If you can’t have the fields searched before mowing, you may try to prevent does from entering them. A number of deterrence devices are available on the market. Those are mounted on posts at regular intervals between the field and the forest where the deer may come from, and are programmed to make scary sounds, and in the more expensive models also flash lights, at regular or irregular intervals.
An old-fashioned low-tech alternative are simple blue plastic flower sacks. You put them on poles about 1 to 1 ½ meters high, so that they flap and woggle in the wind. Cheap, simple, and in independent tests equal or exceed the expensive beepers and flashers in efficiency, this is the method we think an American farmer and hunter who would like to try and save a few deer fawns may be best to begin with.
All deterrence devices should follow the natural lay of the land. Put them up inside the field, about 50 meters away from the edge of the cover, and about 50 to 100 meters from each other. You should place them about 24 to 72 hours before the planned mowing. Do it too late, and they won’t have the deterrent effect; place them too far before the date, and the deer will have the time to get used to them.
Like in most things related to nature, moderation is the key.
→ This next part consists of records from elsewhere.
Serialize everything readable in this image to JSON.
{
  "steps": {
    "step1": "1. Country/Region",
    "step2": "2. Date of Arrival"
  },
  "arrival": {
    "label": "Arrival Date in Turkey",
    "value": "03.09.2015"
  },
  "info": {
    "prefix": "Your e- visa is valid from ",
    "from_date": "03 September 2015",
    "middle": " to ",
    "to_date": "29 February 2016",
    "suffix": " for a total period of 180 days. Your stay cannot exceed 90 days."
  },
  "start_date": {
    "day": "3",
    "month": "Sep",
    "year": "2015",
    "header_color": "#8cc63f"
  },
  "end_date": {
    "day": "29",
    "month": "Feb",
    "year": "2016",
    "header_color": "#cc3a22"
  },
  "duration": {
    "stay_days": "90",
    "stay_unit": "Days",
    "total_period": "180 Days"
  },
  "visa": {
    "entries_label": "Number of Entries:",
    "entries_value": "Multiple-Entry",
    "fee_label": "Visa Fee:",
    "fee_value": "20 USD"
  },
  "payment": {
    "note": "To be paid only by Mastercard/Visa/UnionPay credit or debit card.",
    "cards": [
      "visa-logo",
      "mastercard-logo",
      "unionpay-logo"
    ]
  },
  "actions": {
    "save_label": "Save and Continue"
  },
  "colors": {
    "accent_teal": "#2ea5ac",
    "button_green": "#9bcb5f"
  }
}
Deterrents should not be so scary that the doe would be too frightened to enter a field and retrieve the fawn she left there before you put them up, but at the same time they should be conspicuous enough to convince the deer they better try another field.
All Save-a-Fawn operations are labor-intensive, but you can recruit eager and enthusiastic help from volunteers. As hinted above, a good place to go are local schools. Incidentally, Kitzrettung is a great opportunity to educate the new generation about the realities of wildlife management, and show that contrary to what they may hear on social media, hunters aren’t the mindless bloodthirsty murderers.
Save-a-Fawn operations are also an excellent basis for research projects. Scientists may measure, tag, and take blood samples from located fawns, and then use this data and ear tag returns to learn more about the species. Tagging fawns during Kitzrettung, for example, helped establish just how territorial the roe deer are – most ear-tag returns (from hunting and roadkill alike) happen within a mile radius from the tagging locations.
Actually, it’s hard to find fault with Kitzrettung. It prevents needless and cruel deaths, it improves the population of deer, it educated everyone involved in it – hunters, farmers, and volunteers alike. It helps strengthen the community bonds, and in general leave everybody with a sense of a job well done. In our opinion, it’s a tradition worth looking into and possibly introducing in your area.